Assuming you have already backed up custom model LRSes into the folder lrs_backup_2025_01_01_12_00 using the LRS backup instructions, if for some reason you need to restore an LRS resource with a name lrs-xxxxx directly in the k8s cluster, you can run the following command:

kubectl apply -f lrs_backup_2025_01_01_12_00/lrs-xxxxx.yaml

This recreates the LRS if it doesn't exist or rolls it back to the backed up state if there were any changes done to its definition.

Note

The prerequisite for this command to run is a configured kubectl config in your shell.

Deactivate/Reactivate custom models from the UI

Another way is deactivating/reactivating Custom Models. It's a more convenient way because it uses the DataRobot API to start Custom Models which includes all business rules and code needed for that. This is safer than just recreating from LRS YAML definitions.

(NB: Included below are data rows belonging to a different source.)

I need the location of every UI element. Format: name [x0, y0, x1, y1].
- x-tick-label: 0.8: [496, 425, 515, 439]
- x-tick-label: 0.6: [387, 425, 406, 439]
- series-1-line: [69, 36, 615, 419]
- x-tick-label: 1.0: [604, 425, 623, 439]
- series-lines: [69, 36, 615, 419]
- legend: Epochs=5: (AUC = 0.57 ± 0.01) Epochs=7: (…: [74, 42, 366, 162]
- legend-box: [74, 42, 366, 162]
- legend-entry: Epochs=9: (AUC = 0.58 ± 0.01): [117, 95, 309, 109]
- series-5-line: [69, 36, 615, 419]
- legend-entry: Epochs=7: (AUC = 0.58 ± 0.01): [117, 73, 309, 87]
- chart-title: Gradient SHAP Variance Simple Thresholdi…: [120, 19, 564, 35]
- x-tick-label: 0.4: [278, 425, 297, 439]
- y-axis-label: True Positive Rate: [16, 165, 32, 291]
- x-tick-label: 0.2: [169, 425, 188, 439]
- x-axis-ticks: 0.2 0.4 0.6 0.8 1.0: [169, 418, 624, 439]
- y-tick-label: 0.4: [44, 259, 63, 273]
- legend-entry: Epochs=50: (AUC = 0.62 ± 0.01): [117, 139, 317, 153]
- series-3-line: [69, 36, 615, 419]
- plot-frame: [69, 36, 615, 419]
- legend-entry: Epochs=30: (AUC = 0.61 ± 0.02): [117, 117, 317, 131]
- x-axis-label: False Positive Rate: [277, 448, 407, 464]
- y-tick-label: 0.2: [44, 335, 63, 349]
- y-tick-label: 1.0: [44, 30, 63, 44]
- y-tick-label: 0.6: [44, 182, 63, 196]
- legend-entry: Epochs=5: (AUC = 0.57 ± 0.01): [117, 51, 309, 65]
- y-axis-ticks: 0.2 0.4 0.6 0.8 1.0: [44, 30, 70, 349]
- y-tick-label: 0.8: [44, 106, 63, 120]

Custom Models can be reactivated from the UI manually. This way you would start only deployments you need. If you want to reactivate all deployments you have, the following script can be used:

kubectl -n $NAMESPACE exec deploy/mmapp-app -it -- /entrypoint python3 tools/custom_model/deployments_tool.py --api-url DATAROBOT_URL --api-token DATAROBOT_API_TOKEN --action activate

Note

  • Replace DATAROBOT_URL with the DataRobot app URL (e.g., https://app.datarobot.com).
  • Replace DATAROBOT_API_TOKEN with an API token for the user with the MLOps admin role and access to all target deployments. You can retrieve the token in the API keys and tools section in Account settings in the UI.

Note

If you have multiple organizations in your DataRobot app, run the script for each organization separately.

This script:

  • Take all deployments visible to the owner of the DATAROBOT_API_TOKEN (please ensure that the user has MLOps admin role & access to all target deployments)
  • Send an activation request per each deployment
  • By default it won't wait for activation process to finish but it can be visible on the UI (Deployments section in the Console tab). If a deployment fails to activate, you see a corresponding message. If you remove the --wait-to-finilize flag, the script doesn't wait for finalization (in this case, track the progress in the Deployments section in the Console tab).

Downsides

  • To use it, you should have a user with MLOps admin access to all deployments in the environment
  • Custom metrics and monitoring jobs that are scheduled on the deployments fail during downtime. They catch up after deployment reactivation.
  • Service stats are cleared after a deployment deactivation (they're recalculated during reactivation).

Note

The tool might be missing in older versions of the app. If you tried to run the command above and it failed because the script is missing, contact DataRobot support so they can provide the script manually. Run this script with Python 3.10 and requests and urllib3 packages installed. Execute the command like this, assuming you have already installed Python on your environment:

pip3 install requests urllib3
python3 PATH_TO_THE_SCRIPT/deployments_tool.py --api-url DATAROBOT_URL --api-token DATAROBOT_API_TOKEN --action activate --wait-to-finilize

Note

  • Replace PATH_TO_THE_SCRIPT with the path to the deployments_tool.py script.
  • Replace DATAROBOT_URL with the DataRobot app URL (e.g., https://app.datarobot.com).
  • Replace DATAROBOT_API_TOKEN with an API token for the user with the MLOps admin role and access to all target deployments. The token can be retrieved in the API keys and tools section in Settings on the UI.

Tracking and management

Tracking and management agents are stateless, so all data generated and required by them is already captured in existing datastore backup and restore procedures (postgres/mongodb/etc). Tracking Agents CRDs can be restored similar to the way other LRSs are restored, but with datarobot-lrs-type=management_agent and tracking_agent.